My favorite writing teacher from my college days, memoirist Laurel Lee, died of pancreatic cancer last week in Oregon. She was 58 years old.

Laurel was perhaps best known for her 1977 book Walking Through the Fire, which was a Christian-themed account of her simultaneous struggle with Hodgkin’s disease, a dangerous pregnancy, and the fact that her husband was leaving her for the babysitter. The book began as a hand-written journal entitled the “Laurel Lee Goes to the Hospital Book”, and eventually went on to become (with the help of a doctor, who sent it to an editor in New York) a best-seller in the U.S. It was reprinted in 52 countries and made into a CBS-TV movie in 1979. Laurel went on to write several children’s books and four more books for adults, including Tapestry: The Journey of Laurel Lee, which came out earlier this summer.

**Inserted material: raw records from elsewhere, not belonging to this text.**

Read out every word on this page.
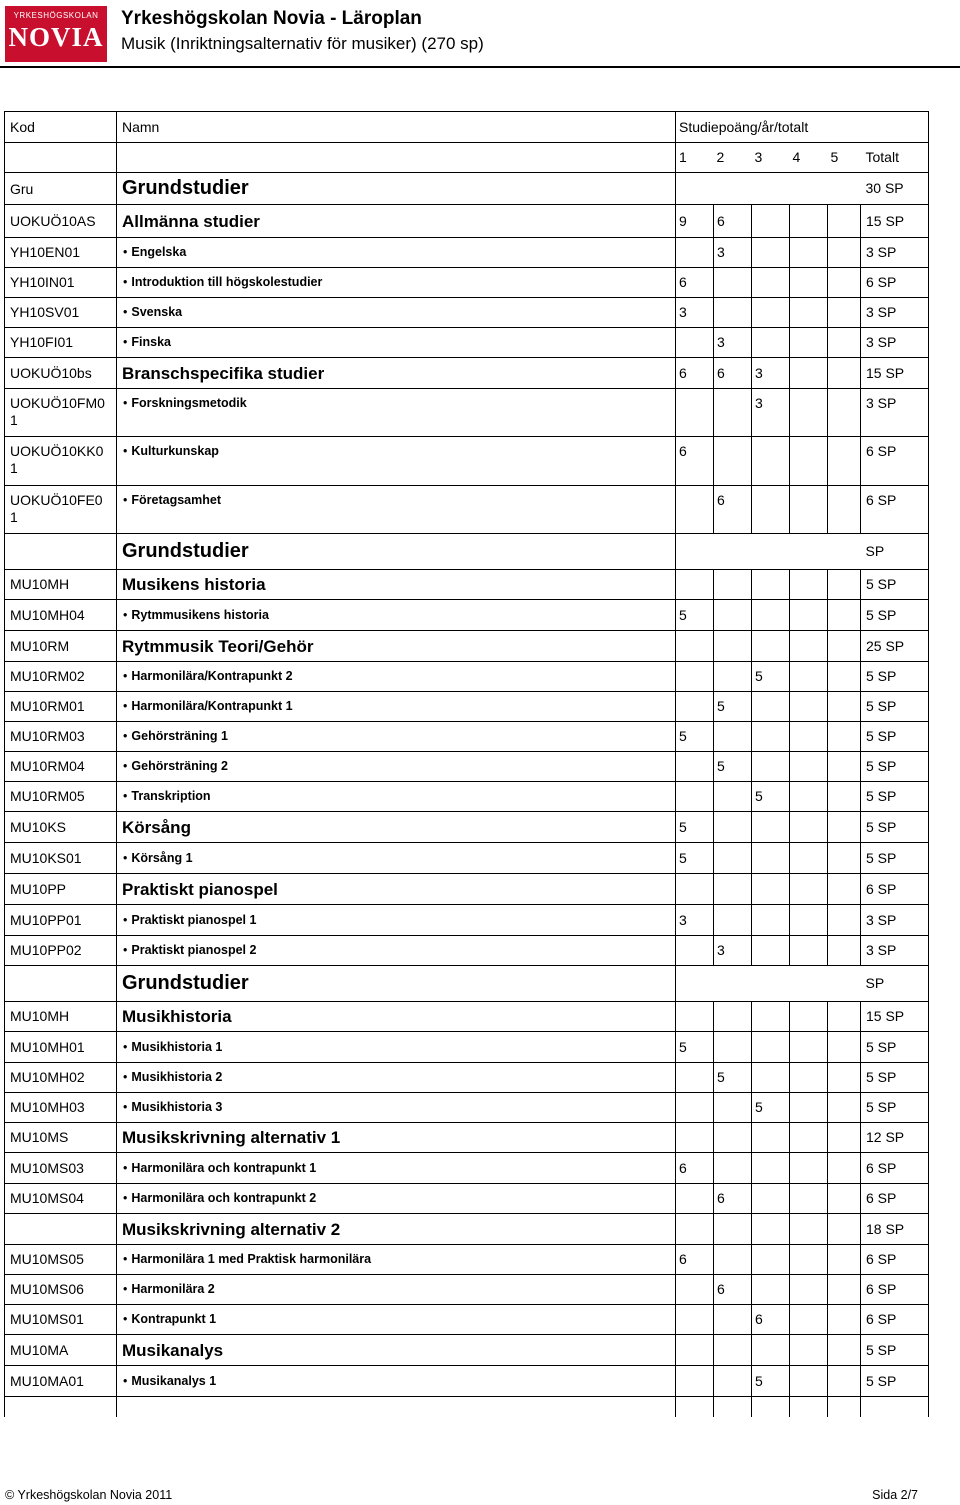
YRKESHÖGSKOLAN
NOVIA
Yrkeshögskolan Novia - Läroplan
Musik (Inriktningsalternativ för musiker) (270 sp)
Kod	Namn	Studiepoäng/år/totalt					
		1	2	3	4	5	Totalt
Gru	Grundstudier						30 SP
UOKUÖ10AS	Allmänna studier	9	6				15 SP
YH10EN01	• Engelska		3				3 SP
YH10IN01	• Introduktion till högskolestudier	6					6 SP
YH10SV01	• Svenska	3					3 SP
YH10FI01	• Finska		3				3 SP
UOKUÖ10bs	Branschspecifika studier	6	6	3			15 SP
UOKUÖ10FM0 1	• Forskningsmetodik			3			3 SP
UOKUÖ10KK0 1	• Kulturkunskap	6					6 SP
UOKUÖ10FE0 1	• Företagsamhet		6				6 SP
	Grundstudier						SP
MU10MH	Musikens historia						5 SP
MU10MH04	• Rytmmusikens historia	5					5 SP
MU10RM	Rytmmusik Teori/Gehör						25 SP
MU10RM02	• Harmonilära/Kontrapunkt 2			5			5 SP
MU10RM01	• Harmonilära/Kontrapunkt 1		5				5 SP
MU10RM03	• Gehörsträning 1	5					5 SP
MU10RM04	• Gehörsträning 2		5				5 SP
MU10RM05	• Transkription			5			5 SP
MU10KS	Körsång	5					5 SP
MU10KS01	• Körsång 1	5					5 SP
MU10PP	Praktiskt pianospel						6 SP
MU10PP01	• Praktiskt pianospel 1	3					3 SP
MU10PP02	• Praktiskt pianospel 2		3				3 SP
	Grundstudier						SP
MU10MH	Musikhistoria						15 SP
MU10MH01	• Musikhistoria 1	5					5 SP
MU10MH02	• Musikhistoria 2		5				5 SP
MU10MH03	• Musikhistoria 3			5			5 SP
MU10MS	Musikskrivning alternativ 1						12 SP
MU10MS03	• Harmonilära och kontrapunkt 1	6					6 SP
MU10MS04	• Harmonilära och kontrapunkt 2		6				6 SP
	Musikskrivning alternativ 2						18 SP
MU10MS05	• Harmonilära 1 med Praktisk harmonilära	6					6 SP
MU10MS06	• Harmonilära 2		6				6 SP
MU10MS01	• Kontrapunkt 1			6			6 SP
MU10MA	Musikanalys						5 SP
MU10MA01	• Musikanalys 1			5			5 SP

© Yrkeshögskolan Novia 2011	Sida 2/7
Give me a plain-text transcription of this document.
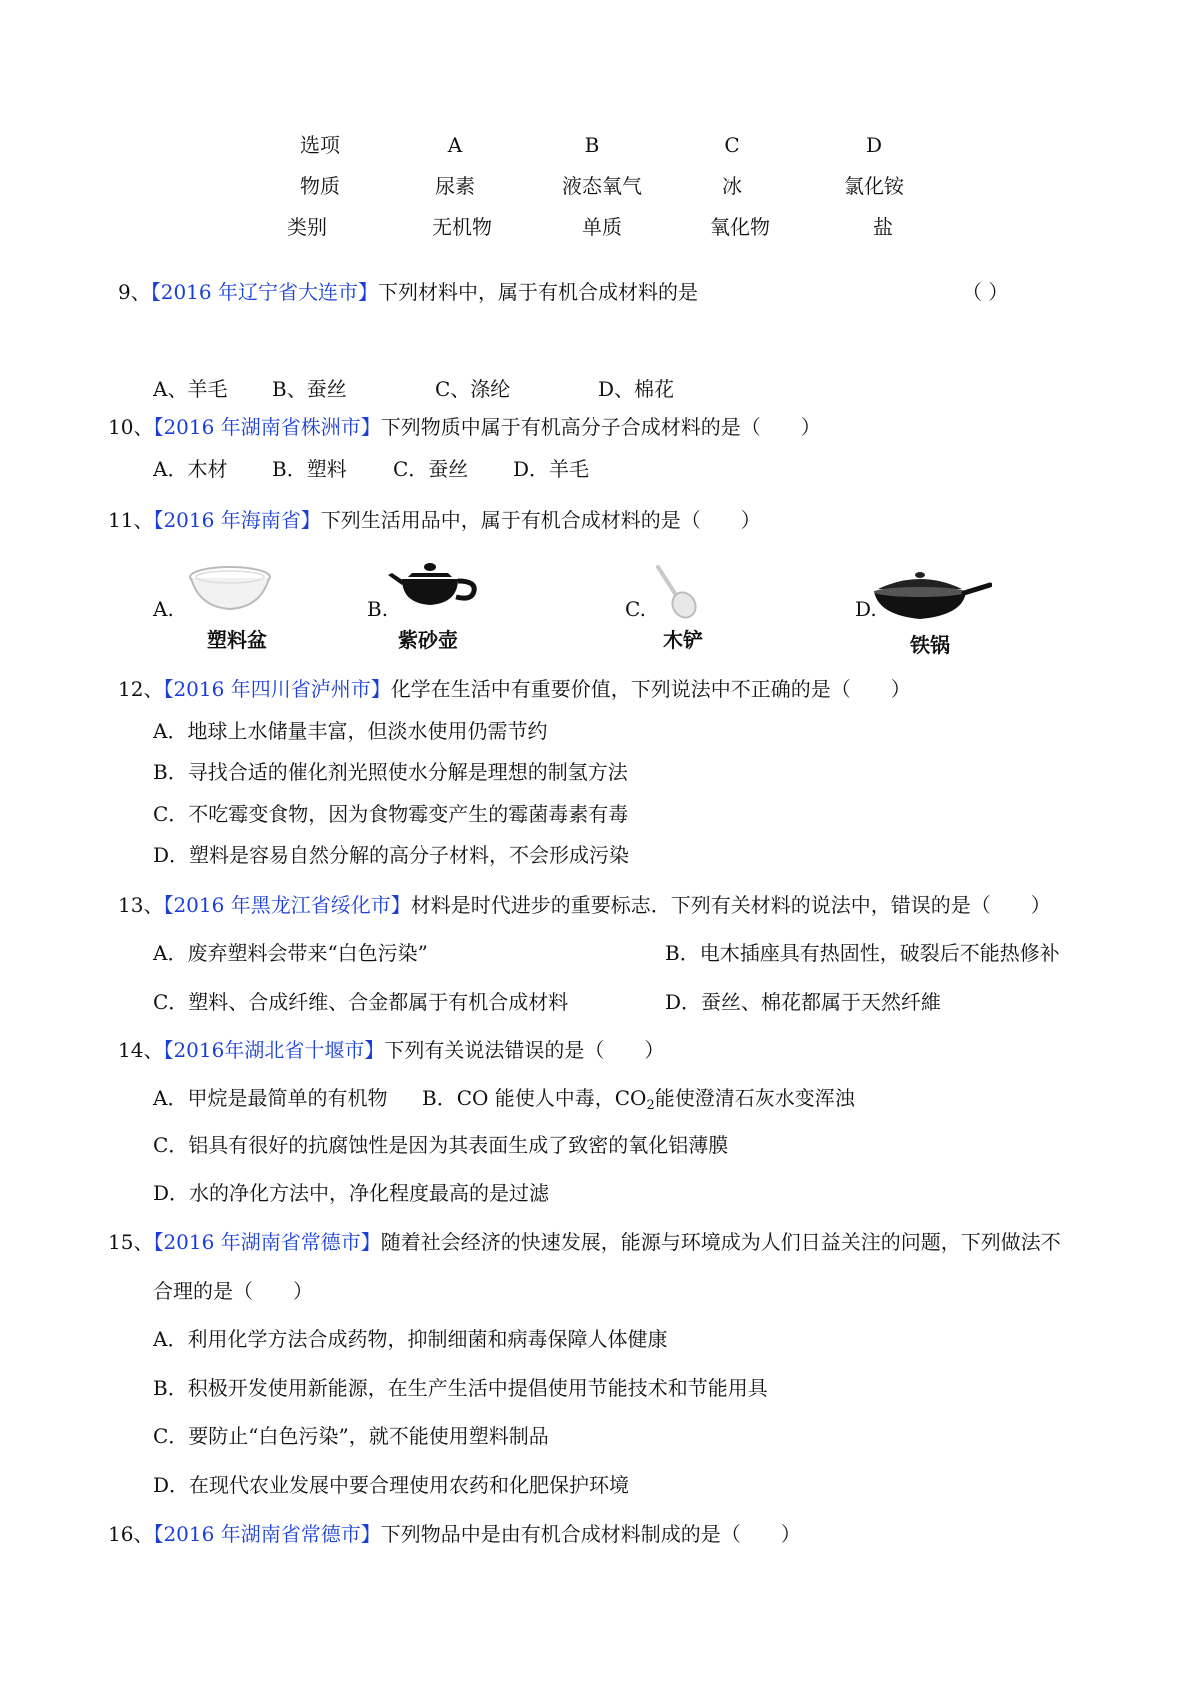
选项	A	B	C	D
物质	尿素	液态氧气	冰	氯化铵
类别	无机物	单质	氧化物	盐
9、【2016 年辽宁省大连市】下列材料中，属于有机合成材料的是	（ ）
A、羊毛 B、蚕丝	C、涤纶	D、棉花
10、【2016 年湖南省株洲市】下列物质中属于有机高分子合成材料的是（　　）
A．木材 B．塑料 C．蚕丝 D．羊毛
11、【2016 年海南省】下列生活用品中，属于有机合成材料的是（　　）
A.
塑料盆
B.
紫砂壶
C.
木铲
D.
铁锅
12、【2016 年四川省泸州市】化学在生活中有重要价值，下列说法中不正确的是（　　）
A．地球上水储量丰富，但淡水使用仍需节约
B．寻找合适的催化剂光照使水分解是理想的制氢方法
C．不吃霉变食物，因为食物霉变产生的霉菌毒素有毒
D．塑料是容易自然分解的高分子材料，不会形成污染
13、【2016 年黑龙江省绥化市】材料是时代进步的重要标志．下列有关材料的说法中，错误的是（　　）
A．废弃塑料会带来“白色污染”	B．电木插座具有热固性，破裂后不能热修补
C．塑料、合成纤维、合金都属于有机合成材料	D．蚕丝、棉花都属于天然纤維
14、【2016年湖北省十堰市】下列有关说法错误的是（　　）
A．甲烷是最简单的有机物 B．CO 能使人中毒，$CO_2$能使澄清石灰水变浑浊
C．铝具有很好的抗腐蚀性是因为其表面生成了致密的氧化铝薄膜
D．水的净化方法中，净化程度最高的是过滤
15、【2016 年湖南省常德市】随着社会经济的快速发展，能源与环境成为人们日益关注的问题，下列做法不
合理的是（　　）
A．利用化学方法合成药物，抑制细菌和病毒保障人体健康
B．积极开发使用新能源，在生产生活中提倡使用节能技术和节能用具
C．要防止“白色污染”，就不能使用塑料制品
D．在现代农业发展中要合理使用农药和化肥保护环境
16、【2016 年湖南省常德市】下列物品中是由有机合成材料制成的是（　　）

In the classroom, I always appreciated Laurel’s willingness to push the envelope at our decidedly conservative college (she once drove in a prostitute for us to interview for a Biography/Memior class), as well as her enthusiasm for all forms of creativity (including the time I shamelessly fictionalized a profile-bio of my dull track coach to include tales of hallucinogenic drug use and public urination). Outside of the classroom, she took an interest in my travels and encouraged me to stay with her friends (including children’s author Mike Thaler, whom she later married) during my first vagabonding stint around the USA in 1994. Two summers before that, she’d let me crash in her basement for a few months in exchange for helping her son Matthew build a room onto the house (I also worked as an extra on the set of Dr. Giggles that summer with her daughter Mary). Though I eventually lost touch with Laurel, I’ve remained long-standing friends with her oldest daughter Anna (whom I briefly dated during college).

Laurel even made it into the pages of Vagabonding, where I pulled a quote about the trappings of materialism from her 1990 book Godspeed. “Cities,” she wrote wryly, “are full of those who have been caught in monthly payments for avocado green furniture sets.”

My condolences and thanks go out to Anna, Matthew, Mary, Mike and the various grandkids. I’ll remember Laurel well.